So let’s discuss the latest efforts to demonstrate the effectiveness of ERW on a large scale. Specifically, we need to focus on the application of silicate rock powders to agricultural soils, which is commonly referred to as terrestrial enhanced weathering or terrestrial ERW. We need to place terrestrial ERW in its proper context as a well-established sustainable and non-toxic soil treatment method. Then we can consider how terrestrial ERW addresses global sustainability goals, provide a brief primer on how ERW works, summarize the research needs for scale-up and finally introduce the state-of-the-art scientific trials and demonstrations underway to address these needs.
Terrestrial Enhanced Rock Weathering is Remineralization
Terrestrial enhanced rock weathering works by accelerating the natural geological and biological processes responsible for soil formation. It is, therefore, important to keep in mind that while terrestrial ERW is an exciting, potentially game-changing carbon capture technology, it is, first and foremost, an ancient and well-established soil rejuvenation process. The scale-up of ERW for carbon dioxide removal requires data from large-scale scientific studies to improve its technological readiness level; however, it should be recognized that the use of rock dust for soil remineralization has been successfully restoring soil fertility since the earliest days of agriculture. In fact, in some ways, the regular deposition of fine-grained silicate minerals onto soils was the basis on which early agriculture, and thus early human civilization, got started.

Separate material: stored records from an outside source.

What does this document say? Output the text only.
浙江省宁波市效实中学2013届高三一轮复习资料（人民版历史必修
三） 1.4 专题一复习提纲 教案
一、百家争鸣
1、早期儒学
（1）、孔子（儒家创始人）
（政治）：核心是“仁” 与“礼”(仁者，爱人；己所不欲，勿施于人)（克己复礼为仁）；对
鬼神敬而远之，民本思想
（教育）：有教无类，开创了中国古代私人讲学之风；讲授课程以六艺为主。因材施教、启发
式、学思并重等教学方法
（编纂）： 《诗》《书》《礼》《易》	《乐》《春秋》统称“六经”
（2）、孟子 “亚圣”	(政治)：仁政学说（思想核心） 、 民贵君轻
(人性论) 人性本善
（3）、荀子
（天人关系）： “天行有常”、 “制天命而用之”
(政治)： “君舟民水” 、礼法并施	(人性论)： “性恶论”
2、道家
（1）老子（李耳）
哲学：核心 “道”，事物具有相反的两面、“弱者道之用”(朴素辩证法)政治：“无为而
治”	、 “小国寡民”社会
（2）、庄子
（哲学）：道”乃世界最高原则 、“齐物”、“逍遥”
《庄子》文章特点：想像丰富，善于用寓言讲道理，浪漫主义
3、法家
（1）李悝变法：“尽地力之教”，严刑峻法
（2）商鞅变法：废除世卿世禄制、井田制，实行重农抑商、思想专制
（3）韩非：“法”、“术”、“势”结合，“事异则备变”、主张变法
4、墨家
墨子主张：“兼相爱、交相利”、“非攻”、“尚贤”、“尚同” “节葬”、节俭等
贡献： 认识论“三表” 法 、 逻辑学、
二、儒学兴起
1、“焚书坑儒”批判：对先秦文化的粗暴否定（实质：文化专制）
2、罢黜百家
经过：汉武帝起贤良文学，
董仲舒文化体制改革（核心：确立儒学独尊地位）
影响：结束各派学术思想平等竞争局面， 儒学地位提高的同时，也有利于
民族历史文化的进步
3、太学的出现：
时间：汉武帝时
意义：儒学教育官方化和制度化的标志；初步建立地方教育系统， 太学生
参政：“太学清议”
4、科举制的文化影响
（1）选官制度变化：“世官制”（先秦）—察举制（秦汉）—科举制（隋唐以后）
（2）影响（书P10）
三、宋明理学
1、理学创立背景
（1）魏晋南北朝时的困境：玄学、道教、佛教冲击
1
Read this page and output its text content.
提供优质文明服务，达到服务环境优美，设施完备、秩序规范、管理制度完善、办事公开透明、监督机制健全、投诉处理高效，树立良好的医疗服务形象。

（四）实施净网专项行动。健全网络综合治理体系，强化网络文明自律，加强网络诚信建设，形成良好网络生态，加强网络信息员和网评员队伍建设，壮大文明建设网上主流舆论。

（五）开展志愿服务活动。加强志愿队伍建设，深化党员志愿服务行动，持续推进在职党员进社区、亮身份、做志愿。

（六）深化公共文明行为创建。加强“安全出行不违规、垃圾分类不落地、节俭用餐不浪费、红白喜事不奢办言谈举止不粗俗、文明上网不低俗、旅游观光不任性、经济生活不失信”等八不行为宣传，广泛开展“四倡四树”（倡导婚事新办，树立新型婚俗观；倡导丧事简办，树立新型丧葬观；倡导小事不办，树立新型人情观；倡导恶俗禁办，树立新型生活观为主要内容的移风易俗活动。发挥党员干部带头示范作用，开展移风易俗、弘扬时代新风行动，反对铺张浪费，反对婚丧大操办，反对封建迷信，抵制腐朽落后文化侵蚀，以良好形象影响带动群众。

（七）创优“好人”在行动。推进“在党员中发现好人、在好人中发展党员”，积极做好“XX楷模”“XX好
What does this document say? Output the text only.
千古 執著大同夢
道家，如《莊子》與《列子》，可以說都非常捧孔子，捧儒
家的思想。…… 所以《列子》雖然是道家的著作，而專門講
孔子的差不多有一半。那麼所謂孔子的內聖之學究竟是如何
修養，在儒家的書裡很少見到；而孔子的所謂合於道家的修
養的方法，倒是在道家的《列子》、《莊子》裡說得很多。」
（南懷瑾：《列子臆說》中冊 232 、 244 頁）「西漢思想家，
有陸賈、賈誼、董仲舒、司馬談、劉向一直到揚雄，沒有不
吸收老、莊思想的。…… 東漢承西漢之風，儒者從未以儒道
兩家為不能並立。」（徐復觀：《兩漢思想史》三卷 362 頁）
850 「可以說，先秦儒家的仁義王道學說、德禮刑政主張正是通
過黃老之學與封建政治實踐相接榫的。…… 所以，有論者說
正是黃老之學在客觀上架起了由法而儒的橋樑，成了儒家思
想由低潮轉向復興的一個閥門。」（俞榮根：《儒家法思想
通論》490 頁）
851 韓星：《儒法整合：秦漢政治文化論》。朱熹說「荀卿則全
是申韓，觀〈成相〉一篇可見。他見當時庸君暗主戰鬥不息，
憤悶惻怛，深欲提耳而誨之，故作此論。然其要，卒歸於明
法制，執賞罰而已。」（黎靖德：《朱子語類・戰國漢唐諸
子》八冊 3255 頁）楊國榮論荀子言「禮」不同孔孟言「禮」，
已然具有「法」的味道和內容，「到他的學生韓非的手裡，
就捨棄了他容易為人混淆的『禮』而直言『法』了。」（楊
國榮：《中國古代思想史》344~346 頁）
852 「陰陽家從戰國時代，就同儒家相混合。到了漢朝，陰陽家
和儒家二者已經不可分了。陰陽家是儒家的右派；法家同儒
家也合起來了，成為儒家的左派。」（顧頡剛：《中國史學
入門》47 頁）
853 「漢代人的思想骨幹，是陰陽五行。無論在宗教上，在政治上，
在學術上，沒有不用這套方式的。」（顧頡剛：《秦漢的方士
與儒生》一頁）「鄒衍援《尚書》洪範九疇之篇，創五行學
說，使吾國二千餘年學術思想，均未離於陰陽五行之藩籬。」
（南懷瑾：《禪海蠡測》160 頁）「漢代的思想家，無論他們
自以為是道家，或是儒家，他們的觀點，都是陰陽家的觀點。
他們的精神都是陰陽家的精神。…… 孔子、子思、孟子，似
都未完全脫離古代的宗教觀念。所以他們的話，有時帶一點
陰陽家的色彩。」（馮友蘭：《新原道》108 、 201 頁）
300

Over five thousand years ago, it was recognized that soils receiving regular inputs of river silt (fine silicate minerals) were more fertile than other locations. This was particularly important along the Tigris and Euphrates rivers in the Mesopotamian “fertile crescent,” along the Nile in Egypt, and the Indus river floodplain where seeds were sown after floods to take advantage of the nutrient-rich silt layer deposited on the soils. Aztec farmers (circa 1200 CE) also conditioned and fertilized their soils with mud (composed of very fine silicate minerals) dredged from irrigation canals to mimic the natural process of mineral deposition. We also have evidence that Native Americans in the area of the California Sierras used remineralization techniques in their farming for centuries.
In the late 19th century, Dr. Julius Hensel in Germany demonstrated the effectiveness of rock dust (which he called “stone meal”) as a fertilizer and soil restoration amendment. This work was picked up in the 20th century by Dr. Peter von Fragstein at the University of Kessel in Germany as part of the organic and regenerative farming movements. From there, a variety of companies in Germany, Austria and Switzerland successfully marketed rock dust products. Since then, numerous greenhouse and field studies have validated rock dust’s effectiveness in improving soil health, crop yield, and nutrient density.
The point is that we know soil remineralization with rock dust works under the right conditions. It’s why the Mesopotamian Fertile Crescent was fertile and why soils developed from volcanic ash and loess (wind-deposited rock dust) are world-renowned for productivity and crop quality. From this perspective, terrestrial ERW should not be viewed as a “geoengineering” technology manipulating nature; instead, it should be framed as a nature-based soil restoration process with the co-benefit of carbon dioxide removal. The term “nature-based” is key here. Silicate mineral weathering is the process by which all natural soils form. Hence, applying rock dust to agricultural soils is a much more “natural” approach than the use of synthetic salt fertilizers, a nearly universal practice for non-organic farming.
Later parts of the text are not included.